Gesellschaft Nachhaltigkeit

No more Fomo: Vom guten Gefühl, nichts zu verpassen

Abwarten und Tee trinken

Ich denke, es geht uns allen genauso: wir überlegen oft, während wir jetzt daheim sitzen, was wäre nicht alles los gewesen! Ich hätte eine Woche lang Urlaub gemacht an der Nord- und Ostsee, auch ein Flug nach Sizilien war geplant. Es wäre die Zeit der Press Days gewesen, die ich immer ganz besonders mag, weil es bei denen spannende, neue Ideen für den Blog zu entdecken gegeben hätte, und natürlich vor allem Treffen mit vielen lieben Menschen, die mir sehr ans Herz gewachsen sind. Befreundete Blogger, alte Kolleginnen und Freundinnen aus der Medienbranche. Von hier mal einen lieben Gruß an euch alle!

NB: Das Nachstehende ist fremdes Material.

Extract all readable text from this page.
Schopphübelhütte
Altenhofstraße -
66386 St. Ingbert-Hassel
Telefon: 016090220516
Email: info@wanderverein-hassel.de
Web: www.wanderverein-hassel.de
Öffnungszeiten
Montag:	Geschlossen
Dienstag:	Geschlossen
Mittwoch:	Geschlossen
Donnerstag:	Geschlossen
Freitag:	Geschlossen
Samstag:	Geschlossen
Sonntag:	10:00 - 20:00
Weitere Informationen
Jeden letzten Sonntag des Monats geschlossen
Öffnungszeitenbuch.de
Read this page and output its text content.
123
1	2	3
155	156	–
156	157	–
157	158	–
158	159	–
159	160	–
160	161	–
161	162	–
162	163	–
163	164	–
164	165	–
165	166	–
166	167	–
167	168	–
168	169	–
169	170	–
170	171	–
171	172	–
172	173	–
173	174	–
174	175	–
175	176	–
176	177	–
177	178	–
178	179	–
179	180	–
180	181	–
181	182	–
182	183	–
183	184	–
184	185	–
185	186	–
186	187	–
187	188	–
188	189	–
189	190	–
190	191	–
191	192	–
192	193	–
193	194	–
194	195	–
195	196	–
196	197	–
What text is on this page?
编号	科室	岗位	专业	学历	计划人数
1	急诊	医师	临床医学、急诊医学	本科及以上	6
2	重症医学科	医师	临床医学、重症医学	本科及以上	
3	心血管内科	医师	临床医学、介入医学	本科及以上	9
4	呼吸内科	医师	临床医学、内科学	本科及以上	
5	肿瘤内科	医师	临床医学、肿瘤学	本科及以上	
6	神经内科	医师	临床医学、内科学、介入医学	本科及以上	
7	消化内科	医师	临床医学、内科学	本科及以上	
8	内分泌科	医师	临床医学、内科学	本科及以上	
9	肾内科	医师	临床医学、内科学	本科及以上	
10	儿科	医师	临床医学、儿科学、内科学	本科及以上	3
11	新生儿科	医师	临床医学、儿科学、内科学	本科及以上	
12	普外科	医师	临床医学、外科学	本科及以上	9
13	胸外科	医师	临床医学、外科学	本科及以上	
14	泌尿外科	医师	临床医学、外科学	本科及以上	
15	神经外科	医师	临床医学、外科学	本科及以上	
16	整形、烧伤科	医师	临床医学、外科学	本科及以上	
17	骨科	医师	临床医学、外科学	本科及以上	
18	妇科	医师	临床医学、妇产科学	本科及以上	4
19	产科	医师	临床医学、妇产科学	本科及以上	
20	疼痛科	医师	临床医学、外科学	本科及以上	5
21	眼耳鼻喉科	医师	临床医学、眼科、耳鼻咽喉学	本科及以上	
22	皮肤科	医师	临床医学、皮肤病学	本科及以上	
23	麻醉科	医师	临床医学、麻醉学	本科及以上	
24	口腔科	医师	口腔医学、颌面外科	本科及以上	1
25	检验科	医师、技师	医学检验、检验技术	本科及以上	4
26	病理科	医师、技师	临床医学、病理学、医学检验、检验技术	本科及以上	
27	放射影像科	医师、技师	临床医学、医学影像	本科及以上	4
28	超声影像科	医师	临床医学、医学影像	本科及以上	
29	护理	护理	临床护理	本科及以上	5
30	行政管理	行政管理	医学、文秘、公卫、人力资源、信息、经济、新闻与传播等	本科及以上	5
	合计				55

Entschleunigung mit Mops Emma geht immerNo Fomo: Partyhoppen fällt flach, wenn es keine Parties gibt

Das fällt jetzt alles flach, genauso wie Partys, Shopöffnungen, die lange Nacht der Musik, Parties bei Freunden, Mode Events bei Bally oder Louis Vuitton, die Eröffnung der Mugler Ausstellung in der HypoKunsthalle….überall wäre ich gern dabei gewesen. München ist eine Stadt voller Restaurants, Geschäfte, Clubs – fast jeden Tag erzählt mir wer von spannenden Lokalen, die ich unbedingt ausprobieren muss, Bars, deren Cocktails einen Versuch wert sind…Manchmal hat mich das alles ganz schön gestresst. Das ist das Seltsame an der Corona-Krise. Ich bin ganz zufrieden in dem Wissen, nix zu verpassen. Weil einfach nix los ist. Der gute Mozart, auch ein bekannter Partyfan, schrieb mal in sein Tagebuch: „Heute nichts passiert. Auch schön.“ Und wisst ihr was? Es geht mir genauso. Es ist befreiend. Jetzt warte ich ab und trinke Tee. Wortwörtlich. Und es ist genug. Es gibt ja dieses Symptom, das neudeutsch Fomo heißt, „Fear of missing out“ – die Angst etwas zu verpassen. Diese Angst lässt einen rastlos werden, zum Partyhopper, weil es ja auf Party zwei oder drei viel aufregender werden könnte als auf Party eins. Das lässt einen ewig weiterswipen, denn der nächste Mann oder Frau auf Tinder könnte ja noch viel, viel toller sein als der oder die, die man schon im Visier hat. Und diese Angst der rastlosen Hipster ist jetzt weg. Niemand verpasst irgendwas Spaßiges. Ich bin mir vollkommen bewusst, dass das eine sehr privilegierte Sichtweise ist. Es gibt Menschen, die kämpfen gegen den wirtschaftlichen Zusammenbruch an, da leide ich mit. Es gibt Menschen im Gesundheitssystem und in der Pflege, die rödeln derzeit bis zur Erschöpfung. Denen bin ich dankbar und ich unterstütze sie, indem ich ihnen keine neuen Patienten produziere – ich bleibe daheim und bewege mich in einem Radius von 5 Kilometern – und halte Abstand.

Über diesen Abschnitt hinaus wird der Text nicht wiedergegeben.